Plus moralisateur que moraliste, Mike Leigh filme quatre saisons d'un couple de bourgeois écolos dont la charité s'arrête aux portes de leur petit confort ; mais ce n'est pas sur eux que s'abat l'ironie du cinéaste dans ce film manipulateur et autosatisfait...Christophe Chabert
«Attention, chef-d'œuvre !». Ce n'est pas nous qui le disons, mais Mike Leigh lui-même dès les premiers plans de son "Another year". Petite musique pleine de spleen, lumière mélancolique, cadres en scope composés au micromètre ; on est loin de la forme anarchique et débraillée de son précédent "Be happy". C'et la première chose qui agace dans "Another year", cette manière qu'a Mike Leigh de signifier avec insistance au spectateur que cette fois, il n'est pas là pour plaisanter, mais bien pour lui envoyer ses bravos.

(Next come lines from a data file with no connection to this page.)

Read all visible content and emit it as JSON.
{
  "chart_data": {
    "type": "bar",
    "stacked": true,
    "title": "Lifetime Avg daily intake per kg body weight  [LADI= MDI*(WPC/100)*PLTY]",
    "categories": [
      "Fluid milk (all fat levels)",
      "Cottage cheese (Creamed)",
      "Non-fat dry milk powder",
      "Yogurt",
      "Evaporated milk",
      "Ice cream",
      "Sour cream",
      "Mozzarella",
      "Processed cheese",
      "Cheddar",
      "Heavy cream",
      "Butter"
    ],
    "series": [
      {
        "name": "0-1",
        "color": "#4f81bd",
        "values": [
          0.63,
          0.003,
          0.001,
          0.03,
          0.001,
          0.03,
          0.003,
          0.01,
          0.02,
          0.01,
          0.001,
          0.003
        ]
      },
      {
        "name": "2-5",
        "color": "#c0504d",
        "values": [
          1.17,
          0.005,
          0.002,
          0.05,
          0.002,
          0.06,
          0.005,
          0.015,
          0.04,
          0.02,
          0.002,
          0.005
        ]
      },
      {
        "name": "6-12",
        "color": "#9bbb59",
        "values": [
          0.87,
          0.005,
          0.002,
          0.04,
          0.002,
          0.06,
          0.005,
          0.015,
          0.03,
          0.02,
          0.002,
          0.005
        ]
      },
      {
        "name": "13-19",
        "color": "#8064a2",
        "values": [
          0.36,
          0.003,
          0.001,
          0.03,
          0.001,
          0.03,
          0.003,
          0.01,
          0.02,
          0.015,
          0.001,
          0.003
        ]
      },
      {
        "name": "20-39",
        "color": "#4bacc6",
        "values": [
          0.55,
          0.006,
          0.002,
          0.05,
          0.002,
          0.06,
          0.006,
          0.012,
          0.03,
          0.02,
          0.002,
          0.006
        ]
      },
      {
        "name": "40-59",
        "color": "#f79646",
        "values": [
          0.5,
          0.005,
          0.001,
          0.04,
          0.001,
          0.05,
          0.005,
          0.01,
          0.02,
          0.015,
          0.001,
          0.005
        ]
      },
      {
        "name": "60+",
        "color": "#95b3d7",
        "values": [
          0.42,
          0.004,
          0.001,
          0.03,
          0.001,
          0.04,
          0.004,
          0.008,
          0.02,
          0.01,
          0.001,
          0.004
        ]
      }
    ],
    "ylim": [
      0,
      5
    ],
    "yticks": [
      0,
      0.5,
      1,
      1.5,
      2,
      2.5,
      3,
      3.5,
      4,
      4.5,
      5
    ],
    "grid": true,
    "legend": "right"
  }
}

Peu importerait si le film était à la hauteur de cette ambition ; sauf que cette maîtrise absolue et asphyxiante est ce qui oriente en permanence de propos et surtout le point de vue adopté par la mise en scène.
Mary a tout pris
"Another year" raconte une année dans la vie d'un couple de bourgeois quinquagénaires cultivés et écolos, Tom et Gerry, qui font d'abord preuve de bienveillance envers leurs amis, Ken, un sympathique poivrot un peu lourdaud, et Mary, quadragénaire encore célibataire, excessive et faussement joviale. L'ironie habituelle de Mike Leigh a changé de camp. À l'époque de "Naked", c'est Tom et Gerry qui en auraient pris plein les dents, représentants d'une caste hypocrite dont la bonne conscience cache un profond égoïsme. Mais aujourd'hui, c'est Ken et surtout Mary qui deviennent la cible du cinéaste. Et de la pire des façons : Ken ne boit pas trop, il ne fait que boire, sous le regard mi-démissionnaire, mi-attristé du couple. Quant à Mary, Leigh met tout en place pour la condamner à la solitude au fil des saisons (le film est raconté en quatre parties séparées par d'énormes ellipses temporelles), jusqu'à l'enlaidir physiquement lors du dernier chapitre. Chaque séquence répète ainsi avec une insistance démonstrative son inadaptation à une société normative. L'échec de Mary dans sa tentative de se conformer à ce modèle est programmé par un scénario qui ne retourne sa veste que dans un dernier plan trop tardif pour ne pas jeter le soupçon sur l'endroit d'où Mike Leigh regardait son personnage : avec la même hauteur méprisante que Tom et Gerry. Car "Another year" ne témoigne, comme eux, d'aucun sens de l'altérité (c'est celui qui parle qu'on filme, jamais celui qui écoute), et utilise même des effets de suspense discutables. La mécanique manipulatrice et implacable de Leigh se retourne contre lui : à tout vouloir contrôler, y compris la soi-disant subtilité de son récit, il révèle surtout la nature moralisatrice de son cinéma.